Along with the expansion of fiber-based networks, the adoption of 4G – and later 5G – has enabled faster and more reliable internet connections. It further drove the uptake of digital services, contributing to the overall growth of the telecom sector in the Middle East. 

Looking ahead, Statista forecasts that 92 percent of all mobile connections in the Middle East and North Africa region will be through smartphones by 2030. This development is further echoed in the November 2023 Ericsson Mobility Report. It predicts that mobile subscriptions in MENA will increase from 740 million in 2023 to 850 million in 2029. This represents an annual growth rate of 2.4 percent. By 2029, 4G will make up 54 percent of these subscriptions. The report also forecasts that 5G will see the fastest growth, rising from 44 million subscriptions in 2023 to 350 million in 2029. By then, it will make up about 40 percent of all subscriptions.

 “MENA is witnessing an accelerated digitalization journey, driven by strong governmental ambitions and an increasingly tech-savvy population in the region,” said Håkan Cervell, vice president and head of Saudi Arabia and Egypt at Ericsson MEA. 

Saudi telecommunications companies

Instrumental in digital transformation

When the pandemic struck, telecom revenues in the Middle East only dipped by less than 1 percent. This highlights the sector’s resilience. Going forward, this robust market is poised to play a pivotal role in the public and private sectors’ digital transformation.  

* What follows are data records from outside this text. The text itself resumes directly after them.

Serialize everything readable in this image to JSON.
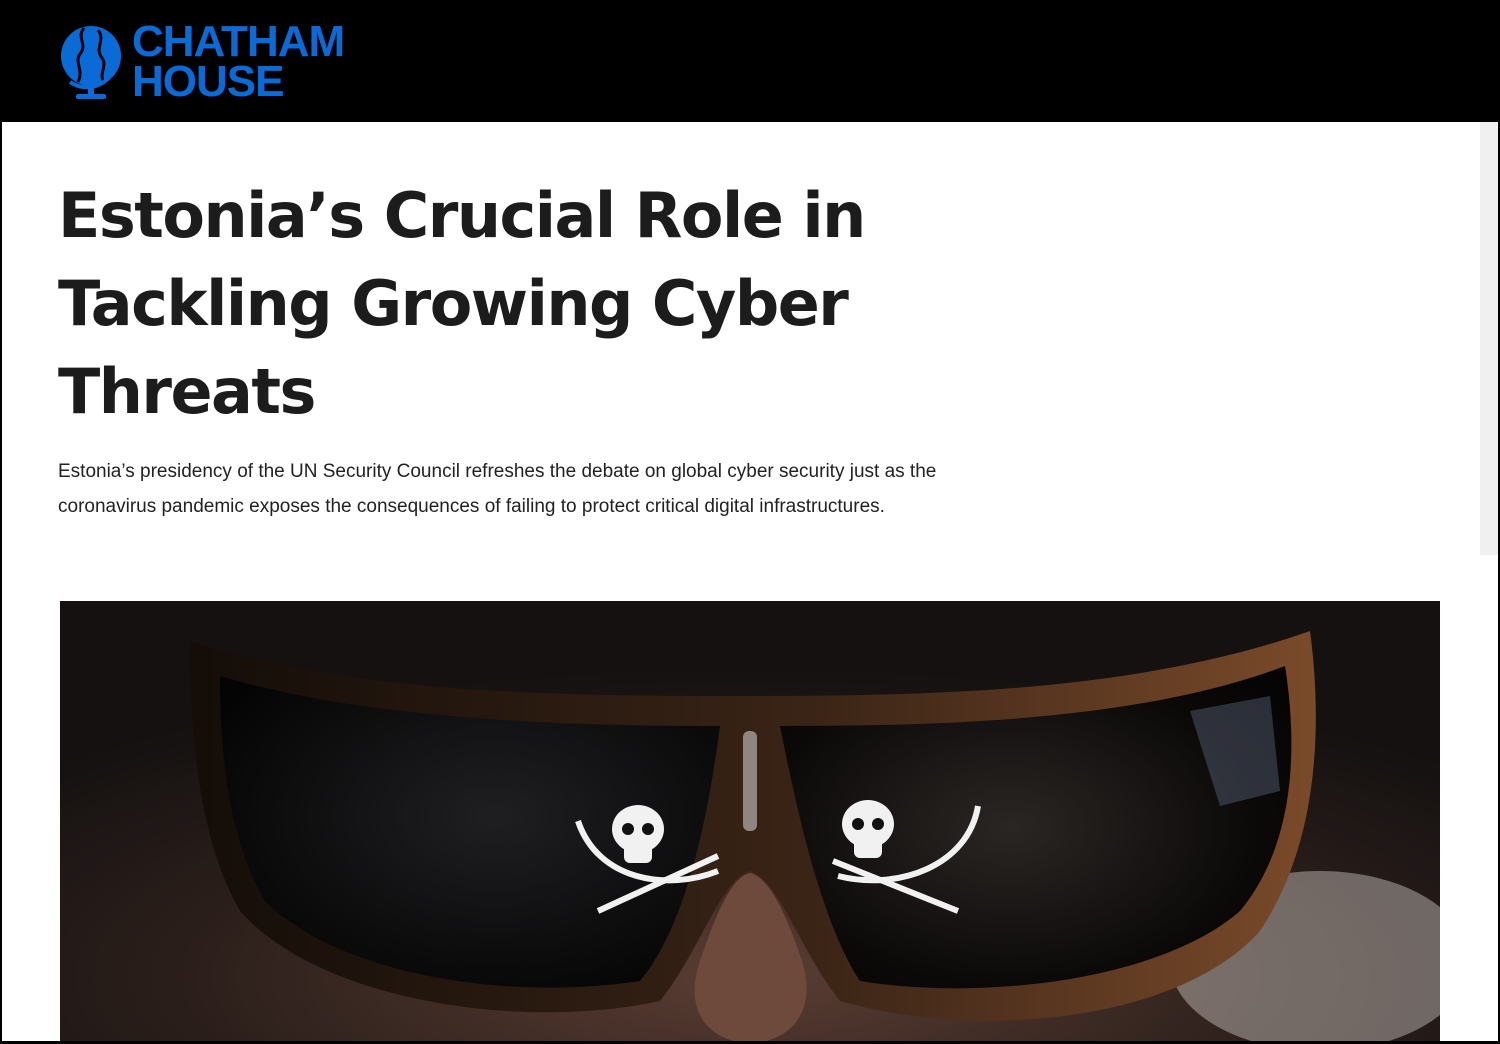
{
  "site": {
    "logo_line1": "CHATHAM",
    "logo_line2": "HOUSE",
    "brand_color": "#0a6bd6"
  },
  "article": {
    "title": "Estonia’s Crucial Role in Tackling Growing Cyber Threats",
    "summary": "Estonia’s presidency of the UN Security Council refreshes the debate on global cyber security just as the coronavirus pandemic exposes the consequences of failing to protect critical digital infrastructures."
  },
  "icons": [
    "globe-logo-icon",
    "skull-crossbones-icon"
  ]
}
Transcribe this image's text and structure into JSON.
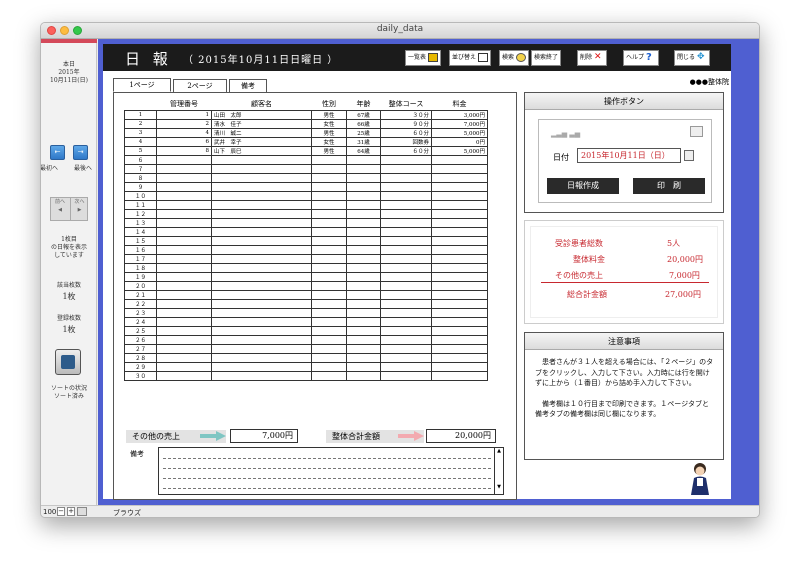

According to Strategy& Middle East, a part of the PwC network, the coming decade will see the advancement of cloud computing, blockchain and artificial intelligence. As traditional telecom reaches saturation, these services are expected to drive sustainable growth in the sector. As cited in the report, IDC expects that the cloud market in the Middle East will more than double, hitting $2.35 billion this year.  

Strategy& identifies three key factors that make the Middle East telecom sector ideal for this role. The first is the large customer base, second is the availability of funds, and third is government support. For example, Saudi Arabia’s Public Investment Fund has a 70 stake in stc, while the UAE’s Emirates Investment Authority owns 60 percent of Etisalat. With substantial financial backing, telecom operators have the means to expand and offer such advanced services. 

The sector’s growth further aligns with several Middle Eastern governments’ efforts to diversify and place technology at the core of their economic expansion. For example, the UAE, which ranks among the top 15 most digitally competitive countries globally, has initiatives like the UAE Strategy for Artificial Intelligence.  

 Meanwhile, stc has announced that it is investing $400 million to build the region’s biggest cloud-enabled data center. This is in line with the Saudi Vision 2030, wherein one of the objectives is to make the Kingdom a leading digital hub in the region.  

Read: stc Group partners with iBASIS to boost IoT connectivity in MENA

Challenges remain

 Indeed, governments in the Middle East strongly support and invest in digital technology and telecom infrastructure to boost the economy and improve people’s quality of life. And while the push for smart cities, e-governance and digital inclusion initiatives drives demand for advanced telecom services, it also brings critical issues like data privacy and cybersecurity to the forefront. The European Union’s General Data Protection Regulation could serve as a model for strengthening data protection laws in the region. 

Governments and telecom operators must also prioritize better access and services to under-served or yet-to-be-served areas. Doing so can make the journey toward a digitally driven future more inclusive.